Nathan H JohnsonRobert W KeaneJuan Pablo de Rivero Vaccari
Published in: Oxidative medicine and cellular longevity (2022)
Current methods for differentiation of kidney disease types are unspecific and may be invasive. Thus, there is a need for development of new biomarkers of kidney disorders that are specific and less invasive. In this study, we analyzed serum samples of diabetic kidney disease (DKD) and lupus nephritis (LN) patients to identify biomarkers of these two disorders. Serum samples were analyzed by Simple Plex assays. We calculated the area under the curve (AUC) as well as receiver operating characteristics (ROC) to obtain the sensitivity and specificity and other biomarker-related variables of apoptosis-associated speck-like protein containing a caspase recruitment domain (ASC), interleukin- (IL-) 18, Lipocalin-2/NGAL, epidermal growth factor (EGF), u-Plasminogen Activator (uPA), and C-reactive protein (CRP) as potential biomarkers.

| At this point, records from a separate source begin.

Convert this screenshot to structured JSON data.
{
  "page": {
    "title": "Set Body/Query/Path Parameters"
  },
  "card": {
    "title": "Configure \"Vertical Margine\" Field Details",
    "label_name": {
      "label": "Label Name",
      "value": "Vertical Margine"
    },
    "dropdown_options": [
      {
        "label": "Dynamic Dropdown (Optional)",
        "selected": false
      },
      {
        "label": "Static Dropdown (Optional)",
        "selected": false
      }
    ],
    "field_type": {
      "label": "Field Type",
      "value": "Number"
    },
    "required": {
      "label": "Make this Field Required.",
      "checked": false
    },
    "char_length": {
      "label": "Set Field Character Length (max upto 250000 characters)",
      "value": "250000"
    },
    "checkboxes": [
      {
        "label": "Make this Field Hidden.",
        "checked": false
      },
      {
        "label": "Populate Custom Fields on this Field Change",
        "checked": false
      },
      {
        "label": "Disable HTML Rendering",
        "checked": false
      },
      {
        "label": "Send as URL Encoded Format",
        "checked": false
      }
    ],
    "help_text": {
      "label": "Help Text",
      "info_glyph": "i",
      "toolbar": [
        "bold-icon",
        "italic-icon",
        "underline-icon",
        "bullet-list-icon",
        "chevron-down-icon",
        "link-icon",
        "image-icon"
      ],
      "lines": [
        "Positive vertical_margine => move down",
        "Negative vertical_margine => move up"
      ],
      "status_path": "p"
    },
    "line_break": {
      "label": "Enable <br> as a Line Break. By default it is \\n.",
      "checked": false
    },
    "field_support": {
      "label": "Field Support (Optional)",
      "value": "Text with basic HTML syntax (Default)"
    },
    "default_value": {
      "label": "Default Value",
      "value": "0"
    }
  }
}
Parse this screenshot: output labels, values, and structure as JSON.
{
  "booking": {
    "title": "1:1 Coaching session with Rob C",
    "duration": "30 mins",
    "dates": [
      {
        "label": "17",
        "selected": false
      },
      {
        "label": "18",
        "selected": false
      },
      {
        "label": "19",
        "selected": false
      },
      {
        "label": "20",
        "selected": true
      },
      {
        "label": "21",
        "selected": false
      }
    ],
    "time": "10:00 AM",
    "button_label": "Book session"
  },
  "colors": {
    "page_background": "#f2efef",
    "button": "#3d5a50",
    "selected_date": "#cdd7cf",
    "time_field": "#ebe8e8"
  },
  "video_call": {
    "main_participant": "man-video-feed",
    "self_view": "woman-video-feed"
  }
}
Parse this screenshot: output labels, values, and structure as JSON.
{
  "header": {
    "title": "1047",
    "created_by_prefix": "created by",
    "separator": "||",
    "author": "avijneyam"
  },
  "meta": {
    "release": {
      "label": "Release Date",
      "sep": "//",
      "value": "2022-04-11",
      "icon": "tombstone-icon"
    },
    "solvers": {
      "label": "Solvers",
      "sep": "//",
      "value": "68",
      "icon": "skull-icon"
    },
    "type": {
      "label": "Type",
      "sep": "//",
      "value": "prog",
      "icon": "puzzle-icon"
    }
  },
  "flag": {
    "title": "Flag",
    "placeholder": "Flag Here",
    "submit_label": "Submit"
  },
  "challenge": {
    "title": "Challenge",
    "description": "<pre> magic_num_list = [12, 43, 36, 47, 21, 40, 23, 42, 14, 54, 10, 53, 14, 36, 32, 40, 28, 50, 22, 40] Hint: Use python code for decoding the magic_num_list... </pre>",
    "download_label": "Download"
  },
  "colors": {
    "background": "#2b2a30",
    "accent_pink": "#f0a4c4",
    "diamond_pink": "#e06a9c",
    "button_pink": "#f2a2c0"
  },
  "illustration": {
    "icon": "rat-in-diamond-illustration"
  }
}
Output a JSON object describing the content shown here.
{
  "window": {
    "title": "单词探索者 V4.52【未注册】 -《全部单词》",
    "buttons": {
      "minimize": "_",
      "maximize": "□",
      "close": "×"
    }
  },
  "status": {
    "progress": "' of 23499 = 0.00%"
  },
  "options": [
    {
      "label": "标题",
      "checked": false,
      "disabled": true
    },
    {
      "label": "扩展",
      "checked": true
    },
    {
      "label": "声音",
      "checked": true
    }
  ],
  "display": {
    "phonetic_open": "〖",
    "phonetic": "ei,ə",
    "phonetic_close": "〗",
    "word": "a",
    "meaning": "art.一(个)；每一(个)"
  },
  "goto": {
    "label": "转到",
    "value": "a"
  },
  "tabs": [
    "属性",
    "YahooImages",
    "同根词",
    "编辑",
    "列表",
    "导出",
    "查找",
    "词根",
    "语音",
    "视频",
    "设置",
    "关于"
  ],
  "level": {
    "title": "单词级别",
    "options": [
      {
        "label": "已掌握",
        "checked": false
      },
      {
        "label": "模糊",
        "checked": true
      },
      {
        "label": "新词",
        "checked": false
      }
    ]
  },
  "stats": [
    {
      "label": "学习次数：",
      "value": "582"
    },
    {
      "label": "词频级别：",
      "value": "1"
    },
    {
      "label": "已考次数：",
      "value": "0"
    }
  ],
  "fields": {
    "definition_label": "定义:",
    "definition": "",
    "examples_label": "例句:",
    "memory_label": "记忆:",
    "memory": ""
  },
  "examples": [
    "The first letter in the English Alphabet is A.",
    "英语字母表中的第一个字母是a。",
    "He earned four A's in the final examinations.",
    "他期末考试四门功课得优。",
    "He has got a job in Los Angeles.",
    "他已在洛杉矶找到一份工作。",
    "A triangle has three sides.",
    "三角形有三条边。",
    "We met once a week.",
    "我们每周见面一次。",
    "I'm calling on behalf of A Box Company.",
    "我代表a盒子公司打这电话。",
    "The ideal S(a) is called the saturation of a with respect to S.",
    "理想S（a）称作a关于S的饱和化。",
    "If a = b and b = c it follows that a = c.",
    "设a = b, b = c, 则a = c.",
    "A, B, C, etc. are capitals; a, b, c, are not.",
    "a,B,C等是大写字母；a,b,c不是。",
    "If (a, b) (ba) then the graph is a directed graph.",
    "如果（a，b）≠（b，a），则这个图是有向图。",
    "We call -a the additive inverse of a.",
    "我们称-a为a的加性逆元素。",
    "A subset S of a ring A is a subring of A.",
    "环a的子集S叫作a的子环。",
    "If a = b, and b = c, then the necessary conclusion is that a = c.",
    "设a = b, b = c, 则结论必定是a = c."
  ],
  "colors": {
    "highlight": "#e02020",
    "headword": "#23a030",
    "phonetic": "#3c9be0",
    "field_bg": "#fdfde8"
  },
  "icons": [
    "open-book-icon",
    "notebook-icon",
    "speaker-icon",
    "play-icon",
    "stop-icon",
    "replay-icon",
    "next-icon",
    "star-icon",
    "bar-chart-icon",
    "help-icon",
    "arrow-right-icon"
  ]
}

Protein levels of ASC, IL-18, EGF, and Lipocalin-2/NGAL were higher in DKD and LN patients when compared to controls, whereas only uPA was elevated in DKD patients and CRP in LN patients. As determined by the AUC, of the six analytes studied, EGF (AUC = 0.9935), Lipocalin-2/NGAL (0.9554), ASC (0.7666), and uPA (0.7522) are reliable biomarkers of DKD, whereas EGF (1.000), Lipocalin-2/NGAL (0.9412), uPA (0.7443), and IL-18 (0.7384) are more reliable for LN. The biomarkers analyzed can differentiate between healthy and affected individuals. However, there was no difference between the levels of these biomarkers in DKD vs LN. Thus, although these biomarkers cannot be used to categorize patients between DKD and LN, they are useful as biomarkers of renal pathology.